Türkiye-Samsun'da yüzen adacıkları ve endemik balık türleri bulunan ve kuraklık nedeniyle kuruma tehlikesiyle karşı karşıya olan Ladik Gölü'nü kurtarmak için çalışma başlatıldı.

Ladik ilçesinin 12 kilometre doğusunda yer alan ve 870 hektarlık alana sahip olan Ladik Gölü, içinde barındırdığı endemik balık türleri ve üzerinde yüzen adacıklarıyla ön plana çıkıyor.

Göçmen kuşlara da ev sahipliği yapan göl, son yıllarda kuraklık nedeniyle kuruma tehlikesi ile karşı karşıya.

Orman ve su İşleri Bakanlığı 11. Bölge Müdürlüğü koordinasyonunda Doğa Koruma ve Milli Parklar Genel Müdürlüğü Sulak Alanlar Şube Müdürlüğünce gölü kurtarmak için çalışma başlatıldı. Ladik Göl Tesisleri'nde yapılan çalıştayda, alınacak önlemler masaya yatırıldı.

Orman ve su İşleri Bakanlığı 11. Bölge Müdürü Mehmet Sıddık Kılınçer, AA muhabirine, Ladik Gölü'nün Türkiye'deki 67 sulak alandan birisi olduğunu söyledi.

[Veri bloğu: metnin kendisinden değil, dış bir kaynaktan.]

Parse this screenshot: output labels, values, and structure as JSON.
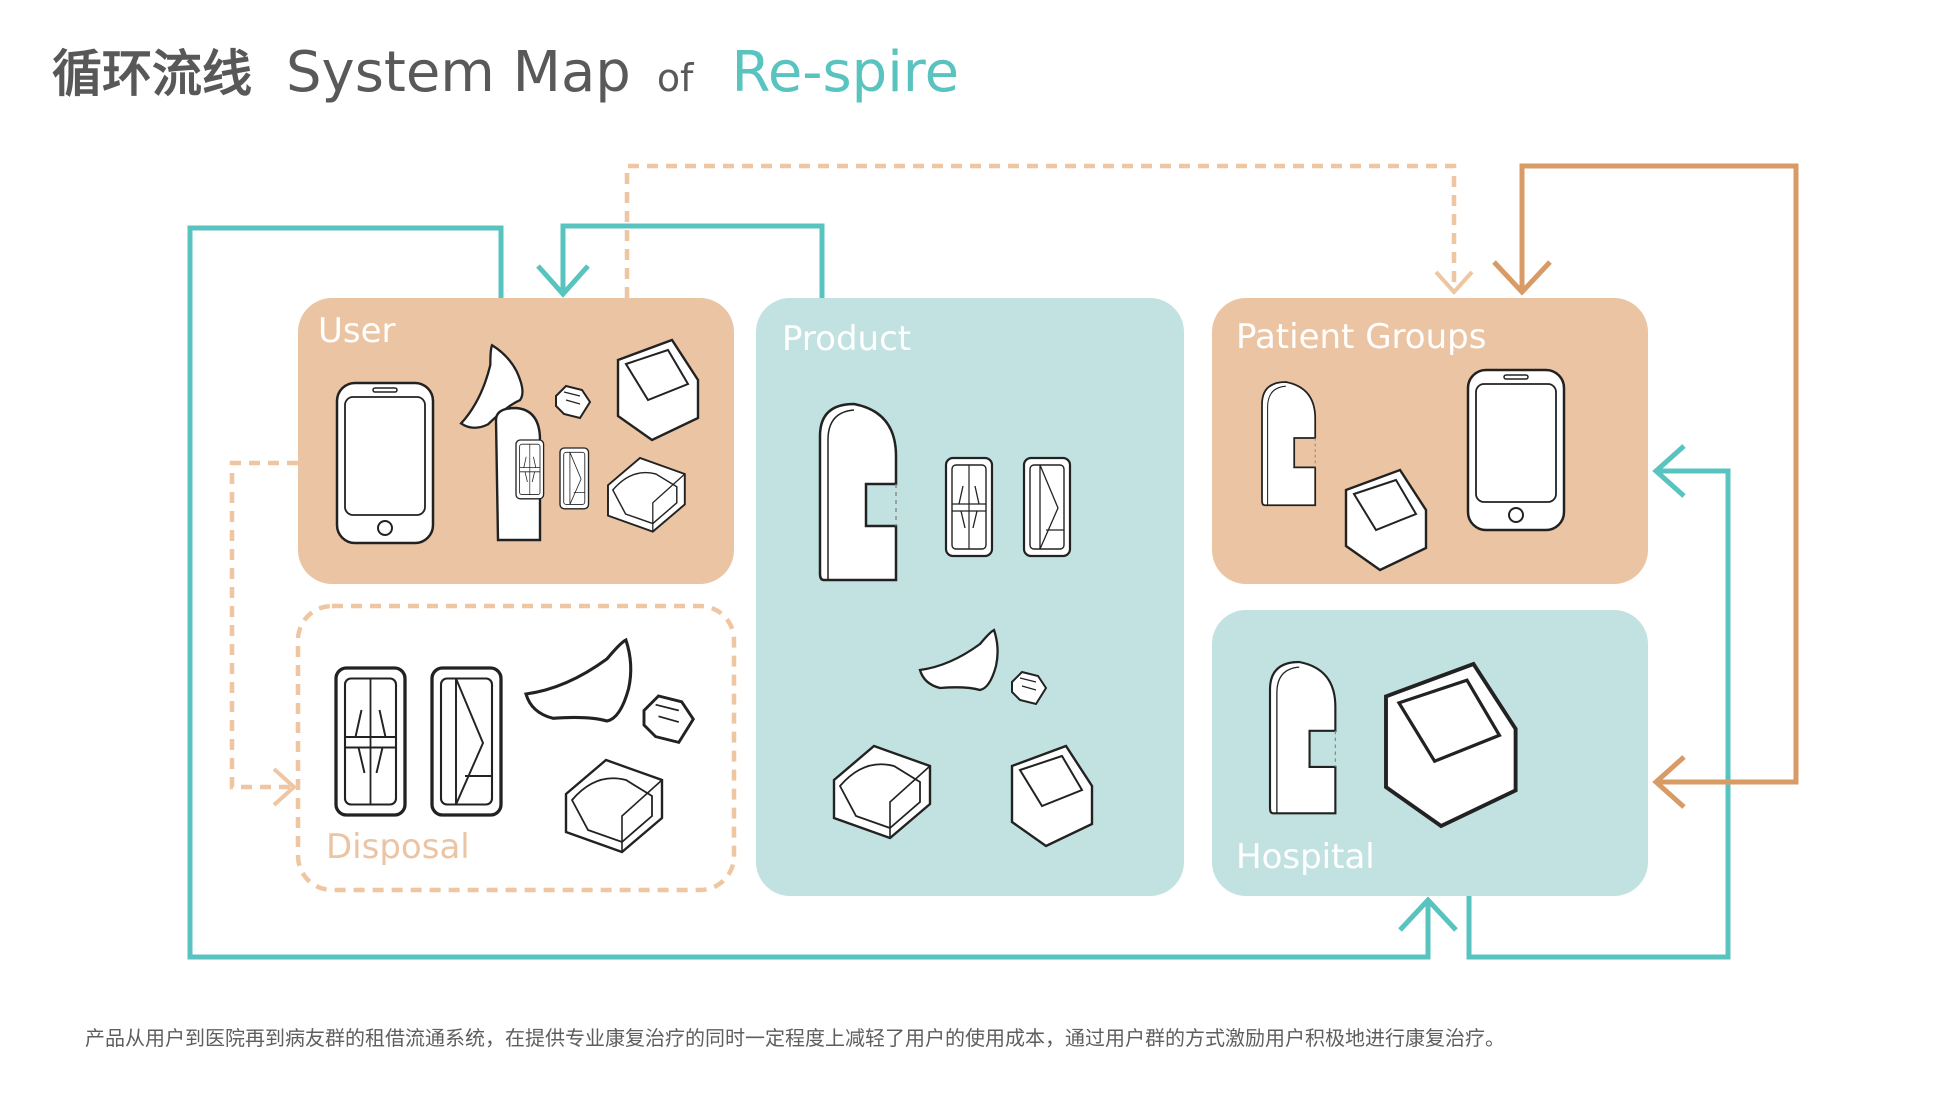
{
  "header": {
    "title_zh": "循环流线",
    "title_en": "System Map",
    "title_of": "of",
    "title_brand": "Re-spire"
  },
  "colors": {
    "teal": "#58c3bf",
    "teal_box": "#c2e2e1",
    "peach": "#ebc4a3",
    "peach_dashed": "#efc6a2",
    "orange": "#d89b66",
    "text_gray": "#595959"
  },
  "nodes": {
    "user": {
      "label": "User"
    },
    "product": {
      "label": "Product"
    },
    "patient_groups": {
      "label": "Patient Groups"
    },
    "hospital": {
      "label": "Hospital"
    },
    "disposal": {
      "label": "Disposal"
    }
  },
  "caption": "产品从用户到医院再到病友群的租借流通系统，在提供专业康复治疗的同时一定程度上减轻了用户的使用成本，通过用户群的方式激励用户积极地进行康复治疗。"
}
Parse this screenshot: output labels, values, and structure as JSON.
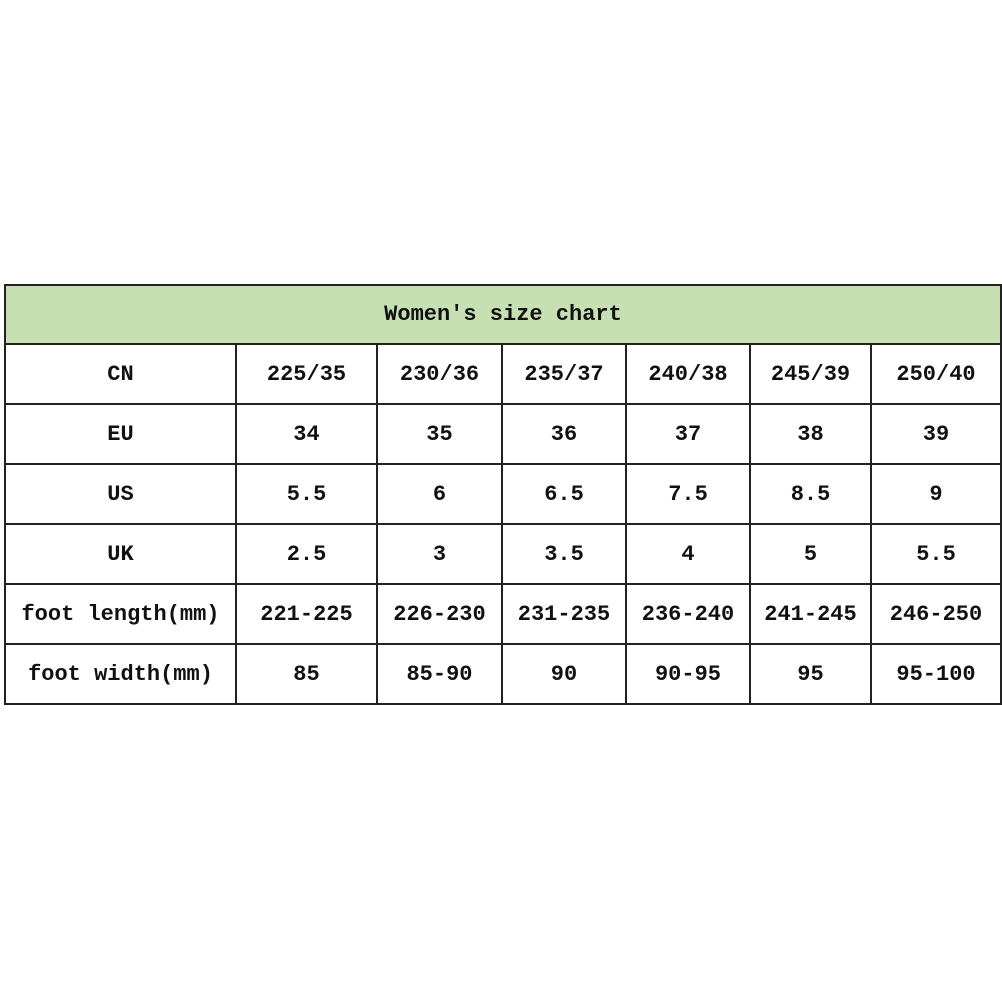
{
  "title": "Women's size chart",
  "header_color": "#c6e0b4",
  "rows": [
    {
      "label": "CN",
      "values": [
        "225/35",
        "230/36",
        "235/37",
        "240/38",
        "245/39",
        "250/40"
      ]
    },
    {
      "label": "EU",
      "values": [
        "34",
        "35",
        "36",
        "37",
        "38",
        "39"
      ]
    },
    {
      "label": "US",
      "values": [
        "5.5",
        "6",
        "6.5",
        "7.5",
        "8.5",
        "9"
      ]
    },
    {
      "label": "UK",
      "values": [
        "2.5",
        "3",
        "3.5",
        "4",
        "5",
        "5.5"
      ]
    },
    {
      "label": "foot length(mm)",
      "values": [
        "221-225",
        "226-230",
        "231-235",
        "236-240",
        "241-245",
        "246-250"
      ]
    },
    {
      "label": "foot width(mm)",
      "values": [
        "85",
        "85-90",
        "90",
        "90-95",
        "95",
        "95-100"
      ]
    }
  ]
}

LADİK GÖLÜ BALIKLARA VE KUŞ TÜRLERİNE EV SAHİPLİĞİ YAPIYOR

Gölün birçok biyoçeşitliğe ev sahipliği yaptığına işaret eden Kılınçer, "Gölde en önemli biyoçeşitliklerin başında ekonomik değeri de olması nedeniyle balıklar geliyor. Burada 12 çeşit balık var. Buradaki karabalık, çöpcübalığı Samsun için endemik türdür. Yine turna balığı da önemli bir türdür. Ladik Gölü diğer sulak alanlarda olduğu gibi kuş türlerine de ev sahipliği yapmaktadır. 182 kuş türü burada tespit edilmiştir. Bu kuş türlerinin 10'u da küresel ölçekte nesli yok olan türler." dedi.

Özellikle elmabaş patka kuşunun göl çevresinde ürediğine dikkati çeken Kılınçer, şöyle devam etti.

"Ladik Gölü'nün yok olmaması lazım ki bu kuş türü de burada yok olmasın. Göl zengin bir floraya sahip. Ladik Gölü bir iç su, burayı besleyen ana kaynak 3 deremiz var. Aynı zamanda göl, tarım arazilerini sulama amaçlı da kullanılıyor. Gölü hem insanların hem de doğal hayatın birlikte kullanması için dengede tutmamız gerekiyor. Bunu dengede tutabilmek için yönetim planı yapıyoruz. Hem suyu hem de canlıları nasıl koruruz, bu konuda çalışıyoruz."

İSRAİL SAZANI DİĞER BALIK TÜRLERİNİ YOK EDİYOR

Gölde en büyük sorunun İsrail sazanı olduğunun altını çizen Kılınçer, "Bu balık türü diğer balıkları yiyerek hayatta kalıyor. Ekonomik değeri neredeyse hiç yok. Öncelikle göldeki bu balık türünün azaltılması lazım." dedi.

İlçenin evsel atıklarının kanalizasyon vasıtasıyla direkt göle akmasının diğer bir sorun olduğuna işaret eden Kılınçer, "Bunun içinde arıtma tesisi kurulabilir. Yani gölün canlılarıyla yaşatılması için önlem alınması lazım. Biz de gerekli çalışmayı yapıyoruz." diye konuştu.